Let us try a random forest instead. We use the same training and validation from above.
library(randomForest)
## randomForest 4.6-12
## Type rfNews() to see new features/changes/bug fixes.
##
## Attaching package: 'randomForest'
## The following object is masked from 'package:ggplot2':
##
## margin
modelRF <- randomForest(as.factor(quality) ~ ., trainingData, ntree=750, importance = TRUE)
predictRF <- predict(modelRF, validationData)
(cmRF <- table(predictRF, validationData$quality))
##
## predictRF 3 4 5 6 7 8
## 3 0 0 0 0 0 0
## 4 0 0 0 1 0 0
## 5 1 11 163 39 2 0
## 6 0 7 43 132 29 5
## 7 0 0 0 8 35 3
## 8 0 0 0 0 0 1
100*(1-sum(diag(cmRF))/sum(cmRF))
## [1] 31.04167
The error rate is lower at 31.2%, which is not surprising since the random forest samples multiple trees grown not only with different observations but also using different predictors, thus increasing the diversity of the individual models.
Let us also take a look at the variable importance.

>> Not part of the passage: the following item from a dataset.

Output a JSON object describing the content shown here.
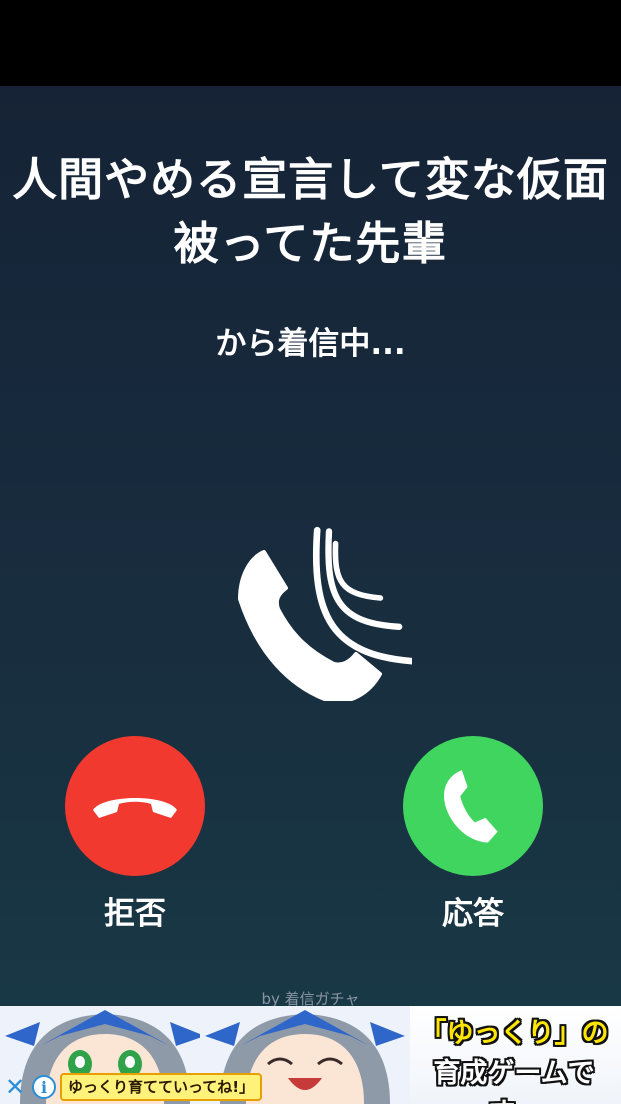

round(importance(modelRF), 2)
## 3 4 5 6 7 8
## fixed.acidity 0.13 -1.31 25.15 19.06 23.90 -3.45
## volatile.acidity 4.19 8.82 34.69 18.03 38.19 -0.27
## citric.acid 2.75 5.41 18.25 17.13 24.97 -1.41
## residual.sugar -0.31 -2.06 25.04 22.58 17.93 1.09
## chlorides -0.72 -2.61 31.96 17.06 18.82 0.03
## free.sulfur.dioxide 2.14 3.13 24.04 24.26 14.30 -0.35
## total.sulfur.dioxide 1.40 5.06 40.56 31.70 25.34 -0.01
## density -2.13 -2.78 27.55 31.27 25.10 -3.33
## pH -0.25 3.39 25.96 18.89 16.45 -1.15
## sulphates -2.65 6.00 39.20 30.57 41.79 2.69
## alcohol 1.49 2.75 61.63 35.43 48.68 2.08
## MeanDecreaseAccuracy MeanDecreaseGini
## fixed.acidity 37.61 52.80
## volatile.acidity 46.51 71.59
## citric.acid 32.88 52.16
## residual.sugar 37.38 51.66
## chlorides 37.37 58.68
## free.sulfur.dioxide 36.98 48.81
## total.sulfur.dioxide 54.71 73.23
## density 44.95 65.77
## pH 35.87 54.40
## sulphates 56.79 77.20
## alcohol 75.07 105.44
subplot <- par(mfrow = c(1,2))
varImpPlot(modelRF,type=1)
varImpPlot(modelRF,type=2)
We see that alcohol is the most important variable affecting the quality, with the highest mean decrease in accuracy and gini of 74.3 and 107.8 respectively. The level of alcohol in wines is what matters! So much for wine tasting!